Für jede der in Absatz 1a genannten Kategorien aktualisiert die ESMA regelmäßig die in Unterabsatz 1 Buchstabe f dieses Absatzes genannten Entwürfe technischer Regulierungsstandards, um die geltende Aufschubfrist neu abzustimmen, um sie gegebenenfalls schrittweise zu verkürzen. Spätestens ein Jahr nach Inkrafttreten der verkürzten Aufschubfristen führt die ESMA eine quantitative und qualitative Analyse durch, um die Auswirkungen der Verkürzung zu bewerten. Sofern verfügbar, greift die ESMA hierfür auf die über den Bereitsteller konsolidierter Datenticker verbreiteten Nachhandelstransparenzdaten zurück. Treten nachteilige Auswirkungen auf die Finanzinstrumente auf, aktualisiert die ESMA die in Unterabsatz 1 Buchstabe f dieses Absatzes genannten Entwürfe technischer Regulierungsstandards, um die Aufschubdauer wieder auf das vorherige Niveau zu verlängern.

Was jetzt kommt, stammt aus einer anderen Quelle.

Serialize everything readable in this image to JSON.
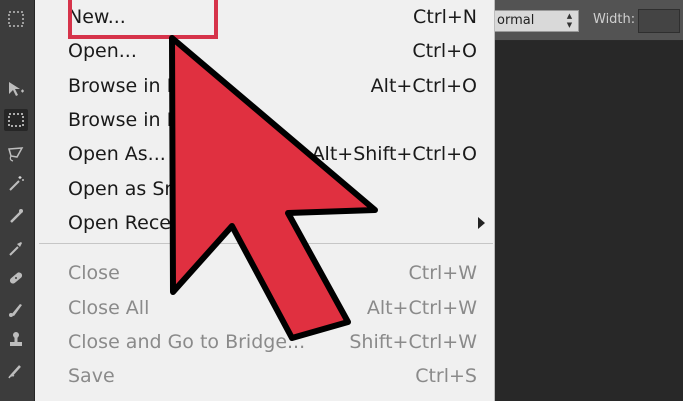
{
  "menu": {
    "items": [
      {
        "label": "New...",
        "shortcut": "Ctrl+N",
        "enabled": true
      },
      {
        "label": "Open...",
        "shortcut": "Ctrl+O",
        "enabled": true
      },
      {
        "label": "Browse in B",
        "shortcut": "Alt+Ctrl+O",
        "enabled": true
      },
      {
        "label": "Browse in M",
        "shortcut": "",
        "enabled": true
      },
      {
        "label": "Open As...",
        "shortcut": "Alt+Shift+Ctrl+O",
        "enabled": true
      },
      {
        "label": "Open as Sm",
        "shortcut": "",
        "enabled": true
      },
      {
        "label": "Open Rece",
        "shortcut": "",
        "enabled": true,
        "submenu": true
      },
      {
        "label": "Close",
        "shortcut": "Ctrl+W",
        "enabled": false
      },
      {
        "label": "Close All",
        "shortcut": "Alt+Ctrl+W",
        "enabled": false
      },
      {
        "label": "Close and Go to Bridge...",
        "shortcut": "Shift+Ctrl+W",
        "enabled": false
      },
      {
        "label": "Save",
        "shortcut": "Ctrl+S",
        "enabled": false
      }
    ]
  },
  "options_bar": {
    "blend_mode": "ormal",
    "width_label": "Width:"
  },
  "tools": [
    "marquee-icon",
    "move-icon",
    "rect-marquee-icon",
    "lasso-icon",
    "magic-wand-icon",
    "crop-icon",
    "eyedropper-icon",
    "healing-icon",
    "brush-icon",
    "stamp-icon",
    "history-brush-icon"
  ],
  "colors": {
    "highlight": "#d6334a",
    "arrow_fill": "#e03040",
    "menu_bg": "#f0f0f0",
    "disabled_text": "#8a8a8a"
  }
}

Die ESMA legt der Kommission die in Unterabsatz 1 genannten Entwürfe technischer Regulierungsstandards bis zum 29. Dezember 2024 vor.
Der Kommission wird die Befugnis übertragen, die vorliegende Verordnung durch den Erlass der in Unterabsatz 1 und 2 genannten technischen Regulierungsstandards gemäß den Artikeln 10 bis 14 der Verordnung (EU) Nr. 1095/2010 zu ergänzen.